Cercheremo di elencarvi i punti più salienti per farvi comprendere la condizione dislessica (dislessia- disgrafia- discalculia) sotto un altro punto di vista: quello motorio- prassico!
Da un punto di vista neurofunzionale e neurobiologico, la condizione dislessica (dislessia- discalculia- disgrafia) è un disturbo funzionale e qualitativo nell’esercizio della lettura scrittura- calcolo, che si verifica a carico di una funzione esistente ma non ancora  automatizzata .

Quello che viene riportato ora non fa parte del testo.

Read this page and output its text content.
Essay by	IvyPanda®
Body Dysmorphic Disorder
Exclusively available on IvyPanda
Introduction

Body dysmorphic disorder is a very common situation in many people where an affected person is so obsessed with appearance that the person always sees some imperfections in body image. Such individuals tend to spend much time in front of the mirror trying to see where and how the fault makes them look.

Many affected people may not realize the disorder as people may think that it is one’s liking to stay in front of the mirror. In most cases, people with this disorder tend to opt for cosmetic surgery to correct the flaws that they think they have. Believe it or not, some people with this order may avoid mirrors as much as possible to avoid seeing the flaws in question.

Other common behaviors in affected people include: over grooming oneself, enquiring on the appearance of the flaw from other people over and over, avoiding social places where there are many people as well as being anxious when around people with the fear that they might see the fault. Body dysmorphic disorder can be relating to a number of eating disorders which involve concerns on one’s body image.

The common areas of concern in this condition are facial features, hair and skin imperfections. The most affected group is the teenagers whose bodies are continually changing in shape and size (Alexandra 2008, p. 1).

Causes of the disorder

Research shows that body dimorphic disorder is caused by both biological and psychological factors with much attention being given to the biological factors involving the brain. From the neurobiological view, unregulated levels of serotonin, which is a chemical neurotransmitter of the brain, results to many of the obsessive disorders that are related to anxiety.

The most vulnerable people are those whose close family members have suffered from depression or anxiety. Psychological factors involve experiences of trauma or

Questo vuol dire che il soggetto dislessico alterna buone e cattive prestazioni: la sua lettura è discontinua, disfluente, non coordinata; può leggere bene per una parte del testo e poi ricorrere alla lettura sillabica, lenta o piena di errori e di conseguenza perdere il senso di ciò che sta leggendo (la lentezza altera le sequenze spaziali e temporali del pensiero e la scarsa comprensione del testo é conseguente alla cattiva lettura o scrittura).
Il linguaggio non è alterato da un punto di vista fonologico, simbolico bensì motorio (esecutivo- sequenziale): le sostituzioni di foni, infatti, si manifestano all’interno delle parole poiché il dislessico percepisce le singole lettere (sebbene compia specularitá con p-q-d-b che interessano la dominanza laterale) ma non riesce a organizzarle in condizioni di rapidità, di ritmi alternati e di sequenze sovrapposte!

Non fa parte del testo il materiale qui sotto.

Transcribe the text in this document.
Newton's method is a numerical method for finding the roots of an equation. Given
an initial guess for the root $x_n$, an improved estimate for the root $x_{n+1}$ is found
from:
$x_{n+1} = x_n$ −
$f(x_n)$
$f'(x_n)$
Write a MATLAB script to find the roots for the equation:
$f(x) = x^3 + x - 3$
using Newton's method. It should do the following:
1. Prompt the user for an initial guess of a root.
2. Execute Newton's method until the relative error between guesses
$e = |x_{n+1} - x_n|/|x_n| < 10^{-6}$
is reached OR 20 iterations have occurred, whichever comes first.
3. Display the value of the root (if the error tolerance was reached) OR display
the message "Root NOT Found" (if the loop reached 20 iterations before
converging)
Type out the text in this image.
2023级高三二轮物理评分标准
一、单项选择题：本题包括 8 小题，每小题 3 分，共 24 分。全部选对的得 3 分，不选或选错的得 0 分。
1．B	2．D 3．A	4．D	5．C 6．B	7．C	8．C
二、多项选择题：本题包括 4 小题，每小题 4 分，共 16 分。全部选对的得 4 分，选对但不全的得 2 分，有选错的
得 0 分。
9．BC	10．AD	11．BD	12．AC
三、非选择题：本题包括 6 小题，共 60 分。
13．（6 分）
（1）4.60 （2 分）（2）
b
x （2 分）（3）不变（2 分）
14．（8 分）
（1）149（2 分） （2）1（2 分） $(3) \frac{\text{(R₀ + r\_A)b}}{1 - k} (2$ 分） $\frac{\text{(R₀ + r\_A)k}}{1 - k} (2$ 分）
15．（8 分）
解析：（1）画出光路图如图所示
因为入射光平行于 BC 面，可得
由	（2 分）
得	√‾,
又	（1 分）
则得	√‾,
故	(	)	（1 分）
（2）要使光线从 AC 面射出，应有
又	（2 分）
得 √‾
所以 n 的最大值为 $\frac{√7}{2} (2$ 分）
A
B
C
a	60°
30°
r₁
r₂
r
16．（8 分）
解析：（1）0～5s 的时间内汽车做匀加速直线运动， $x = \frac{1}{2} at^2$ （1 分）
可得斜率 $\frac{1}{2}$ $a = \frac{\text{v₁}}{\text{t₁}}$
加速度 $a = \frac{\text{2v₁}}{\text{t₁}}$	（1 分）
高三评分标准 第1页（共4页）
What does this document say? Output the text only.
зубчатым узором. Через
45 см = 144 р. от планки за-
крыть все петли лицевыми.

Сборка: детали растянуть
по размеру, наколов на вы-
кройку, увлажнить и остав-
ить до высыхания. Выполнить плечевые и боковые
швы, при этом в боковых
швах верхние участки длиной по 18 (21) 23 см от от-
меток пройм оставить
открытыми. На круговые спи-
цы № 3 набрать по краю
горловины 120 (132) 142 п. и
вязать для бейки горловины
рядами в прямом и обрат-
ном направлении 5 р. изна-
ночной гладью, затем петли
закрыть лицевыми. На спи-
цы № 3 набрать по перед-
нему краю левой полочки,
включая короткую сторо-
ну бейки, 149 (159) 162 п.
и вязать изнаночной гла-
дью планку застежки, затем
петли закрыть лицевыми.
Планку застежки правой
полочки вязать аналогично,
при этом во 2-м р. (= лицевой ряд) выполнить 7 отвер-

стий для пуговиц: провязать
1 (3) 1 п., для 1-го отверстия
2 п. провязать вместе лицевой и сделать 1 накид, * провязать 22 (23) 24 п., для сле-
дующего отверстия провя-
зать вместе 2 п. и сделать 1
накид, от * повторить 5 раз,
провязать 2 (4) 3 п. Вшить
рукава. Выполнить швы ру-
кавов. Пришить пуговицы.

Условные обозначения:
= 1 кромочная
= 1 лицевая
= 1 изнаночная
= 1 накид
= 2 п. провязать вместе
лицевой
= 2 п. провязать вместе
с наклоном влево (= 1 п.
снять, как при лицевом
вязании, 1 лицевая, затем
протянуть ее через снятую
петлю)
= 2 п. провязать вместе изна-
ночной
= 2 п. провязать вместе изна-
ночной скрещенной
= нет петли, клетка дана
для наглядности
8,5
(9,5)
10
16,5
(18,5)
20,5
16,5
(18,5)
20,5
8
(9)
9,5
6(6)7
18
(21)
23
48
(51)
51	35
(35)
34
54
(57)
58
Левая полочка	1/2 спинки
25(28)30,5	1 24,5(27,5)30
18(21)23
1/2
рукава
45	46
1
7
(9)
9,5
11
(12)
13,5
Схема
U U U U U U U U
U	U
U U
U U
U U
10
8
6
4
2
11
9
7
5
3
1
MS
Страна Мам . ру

Anche il pensiero risulta lento e smarrito o intuitivo e brillante (diade funzionale). 
Pertanto, da un punto di vista motorio – prassico, la Dislessia si configura come un disordine delle prassie, interessando:
– le sequenze e la fluidità delle funzioni esecutive (motorie – percettive – coordinative, sequenziali, organizzative, autoregolative)
– la dominanza laterale (indica la specializzazione di un emisfero sull’altro e la sua corretta affermazione è indice di una buona efficienza dei circuiti neurali e degli scambi inter-emisferici)

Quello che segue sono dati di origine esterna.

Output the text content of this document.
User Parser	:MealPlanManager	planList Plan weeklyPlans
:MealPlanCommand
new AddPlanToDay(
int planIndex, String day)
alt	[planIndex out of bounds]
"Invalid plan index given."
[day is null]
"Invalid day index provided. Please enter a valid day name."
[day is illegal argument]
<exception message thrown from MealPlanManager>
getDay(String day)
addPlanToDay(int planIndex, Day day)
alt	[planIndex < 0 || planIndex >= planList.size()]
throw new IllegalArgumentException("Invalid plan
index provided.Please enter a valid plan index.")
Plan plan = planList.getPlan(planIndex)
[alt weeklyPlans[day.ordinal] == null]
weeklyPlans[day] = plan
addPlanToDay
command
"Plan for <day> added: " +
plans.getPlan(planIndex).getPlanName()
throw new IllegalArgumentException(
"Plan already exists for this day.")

– l’ organizzazione spazio- temporale.
La natura è essenzialmente neurocorticale: disordini a carico dei circuiti neurali e degli scambi inter- emisferici che sono interessati da un andamento randomizzato e lento, e che rallentano la reattività generale del soggetto e la messa in atto di strategie di autocontrollo (per tale ragione il dislessico è spesso precipitoso, alterna lentezza a precipitazione e manifesta una lentezza nei processi di frenaggio ).
Quali sono i sintomi precoci di una DISLESSIA SU BASE DISPRASSICA che possiamo ricercare/valutare a partire dai 5 anni, che ci permettono di capire meglio la situazione e di definire se si tratta di un disturbo specifico o secondario?
– lentezza motorio- prassica alternata a precipitazione 
– lentezza nell’incipit delle azioni
– goffaggine,  maldestrezza, scoordinamenti
– disturbi nell’orientamento/ organizzazione  spazio-temporale (sequenze spaziali e temporali, ordine/ disordine eccessivo, smarrimento negli spazi grandi, difficoltà con i concetti di prima- dopo, ieri-oggi- domani, giorni della settimana, ecc)
– impacci/ difficoltà nelle prassie fini e BIMANUALI (lavarsi, vestirsi, abbottonarsi, impugnare matite o posate, prendere al volo,ecc.)
– difficoltà nella memoria di lavoro/ sequenziale/ ordinata
– frequente labilità attentiva
– disordini verbali (nell’incipit  locutorio, inversioni di lettere o sillabe nelle parole: dialogo- diagolo, omissioni di lettere, sostituzioni di foni nelle parole, difficoltà nel parlare rapido o in parole lunghe, ecc.)
– difficoltà nell’eseguire più consegne in sequenza, nel battere ritmi
– difficoltà/lentezza/ impaccio negli schemi rotatori- crociati e motori, nei balli di gruppo, nella motricità rapida, nel salto di ostacoli, nell’equilibrio, nei giochi con la palla, nei coordinamenti oculo- motori, visuo- grafo- motori, balistici, nelle sinestesie percettivo o verbo- motorie
 -lentezza nei processi di autoregolazione/autocontrollo/ autoinibizione (comportamento impulsivo, dotato di insufficiente controllo, iperattività)
– frequente DISLATERALITÀ 
– insofferenza alla confusione,  all’affollamento e alla pressione, sensibilità alla iperstimolazione 
– difficoltà nell’inseguimento visivo / percettivo (di figure o oggetti che si muovono o di oggetti fermi mentre si muove l’osservatore)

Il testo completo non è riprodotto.